You want to push into the queue just a bit faster than you are sending out to reach optimal delivery speed. If you can build the queue and send with 800/min, than do the settings accordingly:

bin/console mautic:broadcasts:send --limit=800 bin/console mautic:emails:send --message-limit=790

If building the queue is slower, then it makes sense to limit the send as well. Sending too fast is not good for the deliverability anyway.

So in this particular example you’ll have 5 cronjobs running. The first 3 (Segment rebuild, campaign rebuild, campaign trigger) each will run 0-30 seconds, and the email related segments will run 50-55 sec.

As you can see, you are not being efficient here, you are doing almost nothing for 3 minutes, and working hard for 2 minutes. Can this be more efficient? Glad you asked.

5. Run your cronjobs sequentially

You can chain up your cronjobs into one bash file. This way once a command is finished, the next one runs.

If you run your batched cron commands every 5 min, you can achieve something like this:

You can also batch run this every minute, but make sure you limit all your crons.

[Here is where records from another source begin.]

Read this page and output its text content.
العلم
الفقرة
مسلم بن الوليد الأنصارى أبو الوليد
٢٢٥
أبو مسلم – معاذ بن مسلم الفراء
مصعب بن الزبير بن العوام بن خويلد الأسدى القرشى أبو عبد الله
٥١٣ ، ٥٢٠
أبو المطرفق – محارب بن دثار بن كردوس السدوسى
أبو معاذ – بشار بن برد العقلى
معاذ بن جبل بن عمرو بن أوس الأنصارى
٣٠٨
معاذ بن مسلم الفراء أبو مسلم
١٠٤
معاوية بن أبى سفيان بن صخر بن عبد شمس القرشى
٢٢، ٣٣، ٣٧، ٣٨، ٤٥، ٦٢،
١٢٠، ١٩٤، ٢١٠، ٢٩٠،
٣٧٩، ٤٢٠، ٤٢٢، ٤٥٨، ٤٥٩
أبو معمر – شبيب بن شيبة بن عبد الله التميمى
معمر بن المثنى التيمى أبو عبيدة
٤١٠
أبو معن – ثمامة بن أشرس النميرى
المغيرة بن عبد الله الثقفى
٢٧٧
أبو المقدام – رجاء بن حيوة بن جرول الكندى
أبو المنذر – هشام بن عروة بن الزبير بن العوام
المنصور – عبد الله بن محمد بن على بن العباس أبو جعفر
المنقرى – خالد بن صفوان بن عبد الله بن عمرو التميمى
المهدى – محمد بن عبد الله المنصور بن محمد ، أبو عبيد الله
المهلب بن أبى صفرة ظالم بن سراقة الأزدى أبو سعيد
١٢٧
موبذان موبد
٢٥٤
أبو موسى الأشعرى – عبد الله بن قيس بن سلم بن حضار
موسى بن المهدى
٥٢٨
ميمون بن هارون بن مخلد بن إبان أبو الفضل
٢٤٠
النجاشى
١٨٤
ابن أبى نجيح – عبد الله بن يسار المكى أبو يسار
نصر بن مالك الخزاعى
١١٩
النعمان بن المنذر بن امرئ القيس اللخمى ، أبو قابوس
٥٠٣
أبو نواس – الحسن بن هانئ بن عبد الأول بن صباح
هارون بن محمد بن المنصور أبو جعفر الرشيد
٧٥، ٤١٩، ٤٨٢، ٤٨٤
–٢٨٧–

For example (Again, this depends on your server speed.)

mautic:broadcasts:send --limit=150 mautic:emails:send --message-limit=150 mautic:campaigns:rebuild --batch-limit=300 mautic:segment:update --batch-limit=900 mautic:campaigns:trigger mautic:import --limit=500 mautic:webhooks:process mautic:reports:scheduler

How to optimize Amazon SES send rate with Mautic
  • My Amazon SES account's sending rate is 14/sec. I don't want to exceed it anyway. Is there any possibility that Mautic can send emails faster than 14/sec with the following command? bin/console mautic:emails:send --message-limit=800

    • You can run this command in your terminal and see how fast it's sending: bin/console mautic:emails:send --message-limit=14 I think it will be more then 4 sec.

  • this article was a huge time saver for me. i thank you.